Multitasking is distracting, depleting, and doesn’t help you get more done faster. That’s not a great strategy. Instead, sometimes you can combine activities into single tasks that help pare down the to-do list faster.
- Combine driving time with audiobooks or educational podcasts.
- Combine “school time” reading with bedtime reading by reading the stories on your curriculum list aloud before turning out the kids’ lights.
- Combine subjects. Nature journaling can have elements of science, art, handwriting, and creative writing, for example. Reading historical fiction can lead to learning about history, geography, art, and literature.
- Combine projects by encouraging your kids work on books, experiments, and other learning activities together whenever possible.
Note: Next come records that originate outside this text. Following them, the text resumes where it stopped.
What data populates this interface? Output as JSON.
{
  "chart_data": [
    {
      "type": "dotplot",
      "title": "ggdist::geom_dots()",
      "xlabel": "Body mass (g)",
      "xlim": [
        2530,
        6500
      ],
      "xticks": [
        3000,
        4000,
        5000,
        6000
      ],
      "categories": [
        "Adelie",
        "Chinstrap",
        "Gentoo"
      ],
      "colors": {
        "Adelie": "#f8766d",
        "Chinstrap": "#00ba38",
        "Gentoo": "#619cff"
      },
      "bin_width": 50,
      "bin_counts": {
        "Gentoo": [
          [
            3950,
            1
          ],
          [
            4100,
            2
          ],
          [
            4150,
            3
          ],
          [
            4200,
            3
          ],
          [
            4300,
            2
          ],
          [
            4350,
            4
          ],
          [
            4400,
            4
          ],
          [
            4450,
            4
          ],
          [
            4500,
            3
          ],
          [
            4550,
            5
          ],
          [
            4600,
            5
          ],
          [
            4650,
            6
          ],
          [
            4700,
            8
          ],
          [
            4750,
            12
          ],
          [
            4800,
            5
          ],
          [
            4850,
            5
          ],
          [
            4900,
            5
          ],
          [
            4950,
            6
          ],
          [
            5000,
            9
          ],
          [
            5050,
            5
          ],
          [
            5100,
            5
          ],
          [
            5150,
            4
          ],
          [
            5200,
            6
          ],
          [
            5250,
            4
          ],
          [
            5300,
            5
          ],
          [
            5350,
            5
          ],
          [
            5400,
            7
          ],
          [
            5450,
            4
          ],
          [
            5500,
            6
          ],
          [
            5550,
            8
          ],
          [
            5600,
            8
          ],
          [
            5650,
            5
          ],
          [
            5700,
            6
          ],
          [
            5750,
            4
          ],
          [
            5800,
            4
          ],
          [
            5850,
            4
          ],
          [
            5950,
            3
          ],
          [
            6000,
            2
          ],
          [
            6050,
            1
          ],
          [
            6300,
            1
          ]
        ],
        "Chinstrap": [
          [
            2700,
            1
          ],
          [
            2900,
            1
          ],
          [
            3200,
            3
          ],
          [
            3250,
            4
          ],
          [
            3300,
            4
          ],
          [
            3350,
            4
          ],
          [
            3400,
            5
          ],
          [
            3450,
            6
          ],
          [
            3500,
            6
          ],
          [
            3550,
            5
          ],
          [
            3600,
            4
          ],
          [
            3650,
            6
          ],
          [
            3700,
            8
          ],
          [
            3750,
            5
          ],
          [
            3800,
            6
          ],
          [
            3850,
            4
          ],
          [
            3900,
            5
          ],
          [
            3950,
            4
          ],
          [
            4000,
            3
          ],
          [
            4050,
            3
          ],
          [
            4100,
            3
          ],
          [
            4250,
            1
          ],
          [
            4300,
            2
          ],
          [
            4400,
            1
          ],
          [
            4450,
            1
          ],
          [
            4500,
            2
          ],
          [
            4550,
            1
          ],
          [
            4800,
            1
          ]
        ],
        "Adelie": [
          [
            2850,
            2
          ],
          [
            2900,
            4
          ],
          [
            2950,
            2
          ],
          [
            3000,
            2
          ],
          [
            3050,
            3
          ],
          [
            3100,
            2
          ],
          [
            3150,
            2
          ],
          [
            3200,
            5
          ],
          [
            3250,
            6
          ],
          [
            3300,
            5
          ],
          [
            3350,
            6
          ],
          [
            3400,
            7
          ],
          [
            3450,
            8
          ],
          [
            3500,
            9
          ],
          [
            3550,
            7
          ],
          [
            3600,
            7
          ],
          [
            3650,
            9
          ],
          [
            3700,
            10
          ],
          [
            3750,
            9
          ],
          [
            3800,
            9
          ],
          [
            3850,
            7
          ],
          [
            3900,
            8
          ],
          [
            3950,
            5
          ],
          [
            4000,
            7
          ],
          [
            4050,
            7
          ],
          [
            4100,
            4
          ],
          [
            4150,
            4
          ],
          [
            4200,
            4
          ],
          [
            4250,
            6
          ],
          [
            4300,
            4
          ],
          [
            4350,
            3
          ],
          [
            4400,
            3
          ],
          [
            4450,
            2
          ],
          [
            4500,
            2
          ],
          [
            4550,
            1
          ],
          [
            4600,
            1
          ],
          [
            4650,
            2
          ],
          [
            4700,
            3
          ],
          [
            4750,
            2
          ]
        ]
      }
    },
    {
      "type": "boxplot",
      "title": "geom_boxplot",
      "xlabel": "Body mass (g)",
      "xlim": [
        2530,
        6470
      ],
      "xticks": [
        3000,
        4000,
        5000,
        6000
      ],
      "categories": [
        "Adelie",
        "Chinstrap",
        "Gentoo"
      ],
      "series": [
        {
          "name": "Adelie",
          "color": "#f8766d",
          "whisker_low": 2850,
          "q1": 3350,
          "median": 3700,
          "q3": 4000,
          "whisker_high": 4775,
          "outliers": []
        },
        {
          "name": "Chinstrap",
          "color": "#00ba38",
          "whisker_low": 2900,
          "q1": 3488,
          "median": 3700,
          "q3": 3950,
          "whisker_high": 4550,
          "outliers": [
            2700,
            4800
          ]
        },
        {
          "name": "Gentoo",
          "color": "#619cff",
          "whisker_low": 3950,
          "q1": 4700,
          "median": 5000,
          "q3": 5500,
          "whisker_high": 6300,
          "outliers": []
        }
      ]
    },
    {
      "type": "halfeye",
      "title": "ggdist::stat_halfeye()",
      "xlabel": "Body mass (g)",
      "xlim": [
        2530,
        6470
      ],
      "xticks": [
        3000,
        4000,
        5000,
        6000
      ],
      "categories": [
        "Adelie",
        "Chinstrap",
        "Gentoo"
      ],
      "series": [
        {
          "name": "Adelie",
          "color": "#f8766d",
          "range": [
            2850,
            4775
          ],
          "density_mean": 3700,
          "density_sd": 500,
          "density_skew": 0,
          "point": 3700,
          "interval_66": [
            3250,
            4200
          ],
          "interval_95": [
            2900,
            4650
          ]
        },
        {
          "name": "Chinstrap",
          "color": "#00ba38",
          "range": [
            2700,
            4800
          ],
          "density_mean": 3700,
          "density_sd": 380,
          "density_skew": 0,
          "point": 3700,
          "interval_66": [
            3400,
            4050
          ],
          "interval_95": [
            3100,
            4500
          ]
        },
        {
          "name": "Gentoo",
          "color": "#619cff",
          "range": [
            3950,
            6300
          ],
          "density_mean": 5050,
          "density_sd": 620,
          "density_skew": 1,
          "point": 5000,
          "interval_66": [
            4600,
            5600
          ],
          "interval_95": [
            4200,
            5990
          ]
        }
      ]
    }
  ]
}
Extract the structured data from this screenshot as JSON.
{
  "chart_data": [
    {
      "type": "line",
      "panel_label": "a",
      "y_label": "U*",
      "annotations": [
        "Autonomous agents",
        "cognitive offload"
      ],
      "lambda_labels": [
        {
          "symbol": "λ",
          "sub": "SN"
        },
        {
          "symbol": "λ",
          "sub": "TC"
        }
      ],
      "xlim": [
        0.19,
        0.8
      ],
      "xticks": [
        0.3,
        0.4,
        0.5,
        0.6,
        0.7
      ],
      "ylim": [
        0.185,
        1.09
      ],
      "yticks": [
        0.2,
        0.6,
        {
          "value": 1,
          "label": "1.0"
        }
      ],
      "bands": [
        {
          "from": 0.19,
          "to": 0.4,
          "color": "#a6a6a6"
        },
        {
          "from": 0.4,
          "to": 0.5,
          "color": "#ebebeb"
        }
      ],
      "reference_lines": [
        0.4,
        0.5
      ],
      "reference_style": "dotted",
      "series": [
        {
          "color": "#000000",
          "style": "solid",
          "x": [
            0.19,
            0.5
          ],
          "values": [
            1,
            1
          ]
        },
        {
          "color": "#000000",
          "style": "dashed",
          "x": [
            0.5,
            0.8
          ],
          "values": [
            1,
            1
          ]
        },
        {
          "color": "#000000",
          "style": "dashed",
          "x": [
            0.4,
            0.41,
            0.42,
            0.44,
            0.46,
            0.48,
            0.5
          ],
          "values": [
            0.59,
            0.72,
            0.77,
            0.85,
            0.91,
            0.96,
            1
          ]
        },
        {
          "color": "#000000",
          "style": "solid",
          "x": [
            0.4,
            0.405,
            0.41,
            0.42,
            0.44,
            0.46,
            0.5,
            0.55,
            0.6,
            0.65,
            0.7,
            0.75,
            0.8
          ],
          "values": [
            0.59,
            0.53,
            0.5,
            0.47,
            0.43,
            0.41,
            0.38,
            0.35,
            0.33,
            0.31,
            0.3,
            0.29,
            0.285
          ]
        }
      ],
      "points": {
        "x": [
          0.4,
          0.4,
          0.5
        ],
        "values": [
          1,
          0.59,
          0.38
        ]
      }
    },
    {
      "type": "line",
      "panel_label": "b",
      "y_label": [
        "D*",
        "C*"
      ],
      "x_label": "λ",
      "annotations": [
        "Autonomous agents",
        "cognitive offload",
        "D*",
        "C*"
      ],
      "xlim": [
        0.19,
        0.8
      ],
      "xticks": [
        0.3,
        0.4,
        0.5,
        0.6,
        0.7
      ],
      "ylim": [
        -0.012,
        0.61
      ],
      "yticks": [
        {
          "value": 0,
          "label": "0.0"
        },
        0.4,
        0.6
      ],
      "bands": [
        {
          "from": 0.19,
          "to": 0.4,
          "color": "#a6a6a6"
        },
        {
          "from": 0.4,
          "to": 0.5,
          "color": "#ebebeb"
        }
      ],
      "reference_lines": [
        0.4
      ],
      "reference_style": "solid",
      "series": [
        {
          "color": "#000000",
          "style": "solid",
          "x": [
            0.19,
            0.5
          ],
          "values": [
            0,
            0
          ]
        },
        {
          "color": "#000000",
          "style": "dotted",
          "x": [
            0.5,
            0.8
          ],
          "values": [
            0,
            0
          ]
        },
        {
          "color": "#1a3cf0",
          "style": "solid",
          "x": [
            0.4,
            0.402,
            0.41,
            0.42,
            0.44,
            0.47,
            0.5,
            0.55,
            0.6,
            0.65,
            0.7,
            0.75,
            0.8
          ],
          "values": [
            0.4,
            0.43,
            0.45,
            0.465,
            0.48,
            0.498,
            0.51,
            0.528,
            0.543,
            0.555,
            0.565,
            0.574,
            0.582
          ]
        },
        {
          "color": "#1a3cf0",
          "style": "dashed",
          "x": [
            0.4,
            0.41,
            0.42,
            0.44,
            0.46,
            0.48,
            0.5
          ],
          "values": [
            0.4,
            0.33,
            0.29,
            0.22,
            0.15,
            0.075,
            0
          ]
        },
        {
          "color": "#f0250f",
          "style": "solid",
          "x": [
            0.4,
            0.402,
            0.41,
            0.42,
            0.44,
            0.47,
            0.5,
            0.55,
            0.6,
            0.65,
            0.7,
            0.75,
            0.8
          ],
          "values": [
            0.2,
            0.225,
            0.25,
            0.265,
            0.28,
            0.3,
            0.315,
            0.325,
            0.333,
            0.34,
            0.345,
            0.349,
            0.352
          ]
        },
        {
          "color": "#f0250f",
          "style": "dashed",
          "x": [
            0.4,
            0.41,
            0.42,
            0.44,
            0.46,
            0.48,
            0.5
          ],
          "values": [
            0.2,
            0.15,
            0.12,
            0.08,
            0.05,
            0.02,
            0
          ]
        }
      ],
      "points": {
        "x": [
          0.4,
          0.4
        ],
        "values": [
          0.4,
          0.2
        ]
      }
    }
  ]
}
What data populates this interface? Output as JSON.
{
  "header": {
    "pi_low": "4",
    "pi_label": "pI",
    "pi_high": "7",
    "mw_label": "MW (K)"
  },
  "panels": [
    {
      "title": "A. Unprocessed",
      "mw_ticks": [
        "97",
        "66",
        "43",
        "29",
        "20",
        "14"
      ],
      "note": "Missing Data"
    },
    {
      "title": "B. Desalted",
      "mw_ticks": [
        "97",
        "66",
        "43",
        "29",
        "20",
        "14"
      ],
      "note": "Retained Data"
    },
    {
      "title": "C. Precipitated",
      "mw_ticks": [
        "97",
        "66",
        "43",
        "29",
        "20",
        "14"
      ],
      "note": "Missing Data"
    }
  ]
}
They’ll each get something different out of the collaboration based on their age and stage.
- Combine efforts with another family. For things like science experiments and art projects, simplify by working together.
It’s not multitasking, it’s just getting more out of each single task.
4. Know your library.
If you don’t already know what your local library has to offer, this is a great time to find out. Can you request books online? Renew books online?
Do they have a collection of ebooks, audiobooks, or educational movies to choose from? Are they part of an Inter-Library Loan system that allows you to request books from other libraries?
If you’ll be using library resources often, set up a system to remind yourself to request, renew, and return books. Schedule a weekly or monthly library trip, or set reminders on your phone to keep from drowning in late fees.
Choosing one shelf or basket or book bag in your house to store all library materials can be smart, too, so you’re not stuck hunting for missing books on their due dates.
5. Use your tech.
Instead of learning new systems to keep track of school things, just use the tools you already know in new ways.
Pinterest — can be used to organize videos, articles, printables, or lesson ideas.
Goodreads — can be used to create book lists by subject, by grade level or by student.
Evernote — can store your to-do lists, you archives, or your ideas.
Instagram — could become an instant art gallery or portfolio for your child’s work. Once you photograph it, you don’t have to save every piece of paper or project.
A simpler back to school season is possible. How are you keeping things simple?